I remember the day I very politely told the specialist health visitor that I already had three professionals visiting very regularly, so I actually didn’t need her input right now thank you. That felt empowering. And then, some time later – maybe a couple of years later – came the amazing day when our lovely special needs play support worker gave me a piece of advice, and I realised I DIDN’T HAVE TO FOLLOW IT! It wasn’t that she was being unhelpful, or that the advice was wrong. I simply realised that advice is just that – a suggestion – NOT a command or a standard against which “good” mothering is to be judged.
Maybe that’s part of the problem. It’s easy to feel judged. Precisely because we mothers want so very much to do our absolute best for our children, we can be vulnerable to worrying that we’re doing it wrong. And if someone with professional qualifications – or, even harder, someone we like and trust – tells us we should be doing something for our child, it takes a lot of courage not to do it. But part of the joy of growing into motherhood is developing that powerful gut instinct that simply knows what is best for me and my child, right here, right now.
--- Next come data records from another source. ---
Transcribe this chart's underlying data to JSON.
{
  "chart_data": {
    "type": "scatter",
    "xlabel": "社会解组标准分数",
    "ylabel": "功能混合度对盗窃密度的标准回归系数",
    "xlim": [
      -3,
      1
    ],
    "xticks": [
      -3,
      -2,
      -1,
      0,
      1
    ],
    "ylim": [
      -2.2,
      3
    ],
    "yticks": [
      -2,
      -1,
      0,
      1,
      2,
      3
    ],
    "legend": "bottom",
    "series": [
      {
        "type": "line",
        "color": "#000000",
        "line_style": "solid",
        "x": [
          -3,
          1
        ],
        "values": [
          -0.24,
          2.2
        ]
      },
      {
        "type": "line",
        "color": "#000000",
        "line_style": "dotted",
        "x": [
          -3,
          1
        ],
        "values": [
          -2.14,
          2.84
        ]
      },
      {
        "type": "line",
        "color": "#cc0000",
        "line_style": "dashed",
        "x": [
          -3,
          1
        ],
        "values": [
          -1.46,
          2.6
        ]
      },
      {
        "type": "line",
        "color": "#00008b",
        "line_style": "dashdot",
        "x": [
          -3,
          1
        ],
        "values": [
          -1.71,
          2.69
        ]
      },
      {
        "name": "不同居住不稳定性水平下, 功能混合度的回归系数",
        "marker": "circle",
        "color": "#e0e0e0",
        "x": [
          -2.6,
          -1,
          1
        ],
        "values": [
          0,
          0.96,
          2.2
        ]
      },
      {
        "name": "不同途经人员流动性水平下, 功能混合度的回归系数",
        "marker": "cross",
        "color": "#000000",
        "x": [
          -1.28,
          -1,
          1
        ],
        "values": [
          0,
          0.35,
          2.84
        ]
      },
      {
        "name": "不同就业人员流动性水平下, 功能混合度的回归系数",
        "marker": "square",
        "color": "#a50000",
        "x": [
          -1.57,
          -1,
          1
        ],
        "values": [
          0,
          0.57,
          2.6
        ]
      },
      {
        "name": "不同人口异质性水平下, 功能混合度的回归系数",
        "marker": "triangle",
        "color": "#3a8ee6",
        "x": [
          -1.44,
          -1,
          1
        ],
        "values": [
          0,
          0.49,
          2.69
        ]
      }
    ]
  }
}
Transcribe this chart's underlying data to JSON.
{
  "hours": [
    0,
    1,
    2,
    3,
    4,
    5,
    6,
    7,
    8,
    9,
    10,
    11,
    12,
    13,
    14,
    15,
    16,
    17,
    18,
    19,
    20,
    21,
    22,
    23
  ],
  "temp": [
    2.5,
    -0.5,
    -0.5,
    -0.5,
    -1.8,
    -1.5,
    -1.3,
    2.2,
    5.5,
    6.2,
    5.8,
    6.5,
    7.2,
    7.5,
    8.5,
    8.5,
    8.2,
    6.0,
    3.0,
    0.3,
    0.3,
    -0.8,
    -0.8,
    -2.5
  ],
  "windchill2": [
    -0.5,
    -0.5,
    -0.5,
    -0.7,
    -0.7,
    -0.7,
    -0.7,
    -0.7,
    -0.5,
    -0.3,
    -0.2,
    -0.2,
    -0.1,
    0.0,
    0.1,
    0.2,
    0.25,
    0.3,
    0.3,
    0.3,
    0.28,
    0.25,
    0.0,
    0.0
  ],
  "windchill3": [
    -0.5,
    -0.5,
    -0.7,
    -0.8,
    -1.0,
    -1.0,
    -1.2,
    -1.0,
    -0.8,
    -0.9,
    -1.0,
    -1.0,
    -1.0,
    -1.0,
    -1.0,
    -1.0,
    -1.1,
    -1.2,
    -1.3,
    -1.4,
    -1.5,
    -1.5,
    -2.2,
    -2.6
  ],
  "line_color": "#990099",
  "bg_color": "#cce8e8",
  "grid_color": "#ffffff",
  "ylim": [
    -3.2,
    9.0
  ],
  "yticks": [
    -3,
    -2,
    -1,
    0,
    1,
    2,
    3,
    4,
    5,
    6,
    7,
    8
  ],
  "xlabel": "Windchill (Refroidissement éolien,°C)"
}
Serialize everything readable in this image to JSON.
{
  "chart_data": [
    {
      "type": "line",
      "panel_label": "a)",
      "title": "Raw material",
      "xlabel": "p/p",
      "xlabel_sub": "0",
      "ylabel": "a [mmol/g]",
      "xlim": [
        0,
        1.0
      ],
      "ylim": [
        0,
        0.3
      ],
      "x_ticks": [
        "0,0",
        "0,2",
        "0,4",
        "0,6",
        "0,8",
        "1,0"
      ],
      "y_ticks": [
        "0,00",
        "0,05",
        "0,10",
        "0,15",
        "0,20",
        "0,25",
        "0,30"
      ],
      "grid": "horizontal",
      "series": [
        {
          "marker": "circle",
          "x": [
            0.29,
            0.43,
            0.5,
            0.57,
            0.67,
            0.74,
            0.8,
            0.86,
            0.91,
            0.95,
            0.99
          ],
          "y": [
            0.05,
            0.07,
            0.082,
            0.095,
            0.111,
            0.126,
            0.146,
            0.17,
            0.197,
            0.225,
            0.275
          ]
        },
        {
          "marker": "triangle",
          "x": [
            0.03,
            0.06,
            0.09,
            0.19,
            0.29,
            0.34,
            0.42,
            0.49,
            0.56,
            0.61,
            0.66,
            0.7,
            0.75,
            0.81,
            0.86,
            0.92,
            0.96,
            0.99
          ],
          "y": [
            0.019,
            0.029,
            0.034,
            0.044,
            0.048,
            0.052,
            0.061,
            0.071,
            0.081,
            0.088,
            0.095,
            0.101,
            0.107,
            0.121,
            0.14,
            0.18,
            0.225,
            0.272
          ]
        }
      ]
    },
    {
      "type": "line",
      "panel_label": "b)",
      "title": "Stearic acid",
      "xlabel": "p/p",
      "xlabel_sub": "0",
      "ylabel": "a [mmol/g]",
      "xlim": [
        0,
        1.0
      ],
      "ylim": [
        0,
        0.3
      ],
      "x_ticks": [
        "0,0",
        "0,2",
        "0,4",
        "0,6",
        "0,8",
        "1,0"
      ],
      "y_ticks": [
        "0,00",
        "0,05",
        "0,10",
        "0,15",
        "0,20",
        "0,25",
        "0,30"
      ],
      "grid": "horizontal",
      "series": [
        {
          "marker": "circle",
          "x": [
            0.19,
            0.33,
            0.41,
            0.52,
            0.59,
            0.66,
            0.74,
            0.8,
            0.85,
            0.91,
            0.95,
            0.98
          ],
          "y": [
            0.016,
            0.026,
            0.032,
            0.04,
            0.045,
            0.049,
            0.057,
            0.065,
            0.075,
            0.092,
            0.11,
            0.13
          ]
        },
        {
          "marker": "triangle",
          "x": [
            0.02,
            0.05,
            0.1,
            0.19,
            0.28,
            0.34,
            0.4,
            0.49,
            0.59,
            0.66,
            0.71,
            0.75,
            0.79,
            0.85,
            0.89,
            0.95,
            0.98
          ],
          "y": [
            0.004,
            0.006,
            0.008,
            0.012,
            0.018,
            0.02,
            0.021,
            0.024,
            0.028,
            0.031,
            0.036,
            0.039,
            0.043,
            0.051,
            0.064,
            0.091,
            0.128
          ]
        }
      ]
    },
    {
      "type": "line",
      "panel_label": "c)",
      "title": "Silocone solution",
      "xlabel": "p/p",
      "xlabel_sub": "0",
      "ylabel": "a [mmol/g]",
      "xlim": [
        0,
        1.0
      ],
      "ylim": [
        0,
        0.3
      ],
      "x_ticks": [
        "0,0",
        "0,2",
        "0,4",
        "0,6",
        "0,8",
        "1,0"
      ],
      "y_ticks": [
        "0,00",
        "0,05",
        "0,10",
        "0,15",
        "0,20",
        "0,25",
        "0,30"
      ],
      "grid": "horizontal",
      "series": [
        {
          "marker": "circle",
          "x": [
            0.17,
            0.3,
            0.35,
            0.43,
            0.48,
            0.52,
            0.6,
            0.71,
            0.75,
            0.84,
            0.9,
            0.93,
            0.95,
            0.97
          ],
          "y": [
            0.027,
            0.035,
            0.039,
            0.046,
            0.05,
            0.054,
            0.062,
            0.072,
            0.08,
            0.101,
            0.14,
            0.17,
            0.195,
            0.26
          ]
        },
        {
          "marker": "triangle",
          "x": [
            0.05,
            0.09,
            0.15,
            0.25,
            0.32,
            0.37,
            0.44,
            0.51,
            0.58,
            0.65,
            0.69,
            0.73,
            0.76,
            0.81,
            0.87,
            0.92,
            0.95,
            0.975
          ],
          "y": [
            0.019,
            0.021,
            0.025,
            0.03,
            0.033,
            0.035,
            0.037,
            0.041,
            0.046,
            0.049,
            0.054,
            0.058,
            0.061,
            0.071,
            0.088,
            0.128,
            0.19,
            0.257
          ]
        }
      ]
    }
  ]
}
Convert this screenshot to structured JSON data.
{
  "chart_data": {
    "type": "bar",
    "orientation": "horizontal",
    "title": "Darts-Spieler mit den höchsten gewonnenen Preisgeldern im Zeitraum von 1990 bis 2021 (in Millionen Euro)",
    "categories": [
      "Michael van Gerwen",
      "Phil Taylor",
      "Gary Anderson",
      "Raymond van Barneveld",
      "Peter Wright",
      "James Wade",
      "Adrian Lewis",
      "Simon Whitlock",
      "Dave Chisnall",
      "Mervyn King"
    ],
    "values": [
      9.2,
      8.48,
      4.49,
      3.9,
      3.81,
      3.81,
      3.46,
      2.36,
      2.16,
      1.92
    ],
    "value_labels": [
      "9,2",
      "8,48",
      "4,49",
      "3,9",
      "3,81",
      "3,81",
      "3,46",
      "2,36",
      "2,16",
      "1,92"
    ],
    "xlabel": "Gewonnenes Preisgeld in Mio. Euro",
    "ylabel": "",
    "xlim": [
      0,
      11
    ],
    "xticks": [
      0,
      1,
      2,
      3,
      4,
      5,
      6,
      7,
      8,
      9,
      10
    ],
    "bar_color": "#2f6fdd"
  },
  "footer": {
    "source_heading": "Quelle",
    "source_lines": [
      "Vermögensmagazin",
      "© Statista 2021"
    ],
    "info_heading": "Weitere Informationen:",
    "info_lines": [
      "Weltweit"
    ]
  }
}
As a health professional, it often seems to be my job to offer advice. Maybe sometimes it is useful. But I love it when parents question me. Then I know that they are really engaging. They are focused on their child and themselves. It’s more important to them to meet the real needs of their family than to try to please or impress me. They are on the tricky and exhilarating journey of real life parenting.
Real world parenting
There’s no escape route – being a parent is always a challenge. We get our hands dirty and our brains frazzled pretty much every day. But good stuff rarely comes easily. Those days when we feel we are just barely surviving are often the times we grow the most. We look back, months or even years later, and realise that it was ok. Maybe we followed the advice, or maybe we chose not to. Maybe we decided not to ask for advice at all, because actually we were happy enough with the toddler sleeping in our bed, or the little girl throwing her toys on the floor today. Because we could see the bigger picture. We knew things were nowhere near perfect and never would be, but actually our child was all right exactly as she was. And, right here and now, we didn’t need to worry quite so much.